In Spark if you try to do anything cute [read: inheritance from an abstract class] with case classes, i.e.,
abstract class PairReducable[A <: Keyable, B, P <: PairReducable[A, B, P]]
(val item: A, val amount: B)
extends Product2[A, B]
with Amount[B] {
override val _1 = item
override val _2 = amount
def reduce(other: PairReducable[A, B, P]): P =
this.item.toKey == other.item.toKey match {
case false =>
throw new UnsupportedOperationException("the key values for both items must match in order to combine amounts")
case true => reduceWith(other.amount)
}
protected def reduceWith(othersAmount: B): P
}
case class Count[A <: Keyable](override val item: A, override val amount: Long)
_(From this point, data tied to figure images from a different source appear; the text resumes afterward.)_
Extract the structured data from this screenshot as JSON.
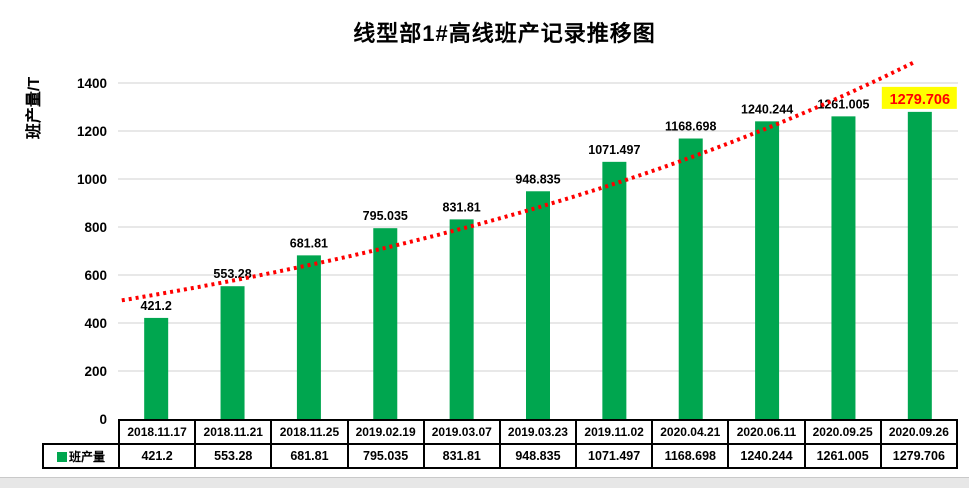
{
  "window": {
    "background": "#FFFFFF",
    "footer_strip_color": "#E7E7E7"
  },
  "chart_data": {
    "type": "bar",
    "title": "线型部1#高线班产记录推移图",
    "xlabel": "",
    "ylabel": "班产量/T",
    "categories": [
      "2018.11.17",
      "2018.11.21",
      "2018.11.25",
      "2019.02.19",
      "2019.03.07",
      "2019.03.23",
      "2019.11.02",
      "2020.04.21",
      "2020.06.11",
      "2020.09.25",
      "2020.09.26"
    ],
    "series": [
      {
        "name": "班产量",
        "color": "#00A64F",
        "values": [
          421.2,
          553.28,
          681.81,
          795.035,
          831.81,
          948.835,
          1071.497,
          1168.698,
          1240.244,
          1261.005,
          1279.706
        ]
      }
    ],
    "value_labels": [
      "421.2",
      "553.28",
      "681.81",
      "795.035",
      "831.81",
      "948.835",
      "1071.497",
      "1168.698",
      "1240.244",
      "1261.005",
      "1279.706"
    ],
    "ylim": [
      0,
      1500
    ],
    "yticks": [
      0,
      200,
      400,
      600,
      800,
      1000,
      1200,
      1400
    ],
    "grid": "horizontal-major",
    "gridline_color": "#D9D9D9",
    "legend_position": "data-table-left",
    "trendline": {
      "type": "exponential",
      "a": 466.4,
      "b": 0.1061,
      "color": "#FF0000",
      "style": "dotted"
    },
    "highlight_last_label": {
      "text_color": "#FF0000",
      "background_color": "#FFFF00"
    }
  }
}
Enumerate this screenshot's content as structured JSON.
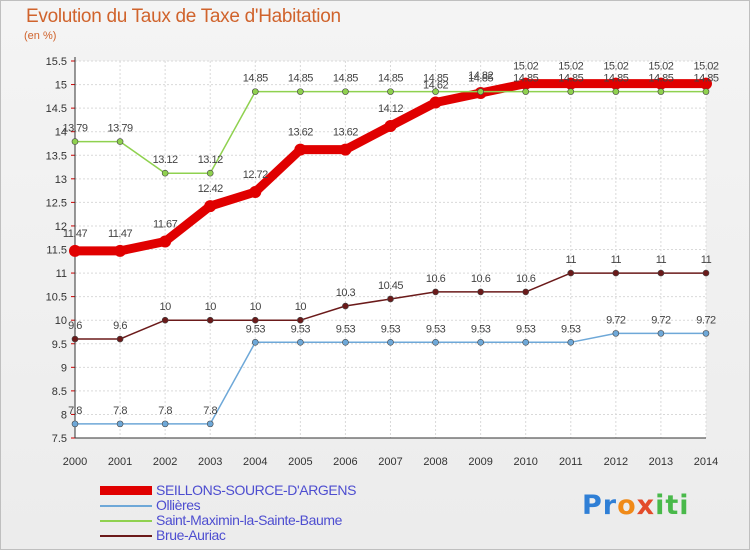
{
  "header": {
    "title": "Evolution du Taux de Taxe d'Habitation",
    "subtitle": "(en %)"
  },
  "logo": {
    "text": "Proxiti"
  },
  "chart_data": {
    "type": "line",
    "x": [
      "2000",
      "2001",
      "2002",
      "2003",
      "2004",
      "2005",
      "2006",
      "2007",
      "2008",
      "2009",
      "2010",
      "2011",
      "2012",
      "2013",
      "2014"
    ],
    "ylim": [
      7.5,
      15.5
    ],
    "yticks": [
      "7.5",
      "8",
      "8.5",
      "9",
      "9.5",
      "10",
      "10.5",
      "11",
      "11.5",
      "12",
      "12.5",
      "13",
      "13.5",
      "14",
      "14.5",
      "15",
      "15.5"
    ],
    "grid": true,
    "legend_position": "bottom-left",
    "series": [
      {
        "name": "SEILLONS-SOURCE-D'ARGENS",
        "color": "#e00000",
        "values": [
          11.47,
          11.47,
          11.67,
          12.42,
          12.72,
          13.62,
          13.62,
          14.12,
          14.62,
          14.82,
          15.02,
          15.02,
          15.02,
          15.02,
          15.02
        ],
        "labels": [
          "11.47",
          "11.47",
          "11.67",
          "12.42",
          "12.72",
          "13.62",
          "13.62",
          "14.12",
          "14.62",
          "14.82",
          "15.02",
          "15.02",
          "15.02",
          "15.02",
          "15.02"
        ]
      },
      {
        "name": "Ollières",
        "color": "#6ea8d8",
        "values": [
          7.8,
          7.8,
          7.8,
          7.8,
          9.53,
          9.53,
          9.53,
          9.53,
          9.53,
          9.53,
          9.53,
          9.53,
          9.72,
          9.72,
          9.72
        ],
        "labels": [
          "7.8",
          "7.8",
          "7.8",
          "7.8",
          "9.53",
          "9.53",
          "9.53",
          "9.53",
          "9.53",
          "9.53",
          "9.53",
          "9.53",
          "9.72",
          "9.72",
          "9.72"
        ]
      },
      {
        "name": "Saint-Maximin-la-Sainte-Baume",
        "color": "#8fd14f",
        "values": [
          13.79,
          13.79,
          13.12,
          13.12,
          14.85,
          14.85,
          14.85,
          14.85,
          14.85,
          14.85,
          14.85,
          14.85,
          14.85,
          14.85,
          14.85
        ],
        "labels": [
          "13.79",
          "13.79",
          "13.12",
          "13.12",
          "14.85",
          "14.85",
          "14.85",
          "14.85",
          "14.85",
          "14.85",
          "14.85",
          "14.85",
          "14.85",
          "14.85",
          "14.85"
        ]
      },
      {
        "name": "Brue-Auriac",
        "color": "#6b1a1a",
        "values": [
          9.6,
          9.6,
          10,
          10,
          10,
          10,
          10.3,
          10.45,
          10.6,
          10.6,
          10.6,
          11,
          11,
          11,
          11
        ],
        "labels": [
          "9.6",
          "9.6",
          "10",
          "10",
          "10",
          "10",
          "10.3",
          "10.45",
          "10.6",
          "10.6",
          "10.6",
          "11",
          "11",
          "11",
          "11"
        ]
      }
    ]
  }
}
extends PairReducable[A, Long, Count[A]](item, amount) {
override protected def reduceWith(othersAmount: Long): Count[A] =
new Count(item, amount + othersAmount)
}
when you encounter serialization exceptions on your workers all you may need to do to resolve it is add java.io.Serializable
:
abstract class PairReducable[A <: Keyable, B, P <: PairReducable[A, B, P]]
(val item: A, val amount: B)
extends Product2[A, B]
with Amount[B]
with java.io.Serializable {
/* ... */
}
case class Count[A <: Keyable](override val item: A, override val amount: Long)
extends PairReducable[A, Long, Count[A]](item, amount)
with java.io.Serializable {
/* ... */
}
You most likely do not need to give them dummy empty parameter constructors, but if you did, it might look something like this terrible thing:
case class Count[A <: Keyable](override val item: A, override val amount: Long)
extends PairReducable[A, Long, Count[A]](item, amount)
with java.io.Serializable {
def this() = this(null.asInstanceOf[A], 0L)
/* ... */
}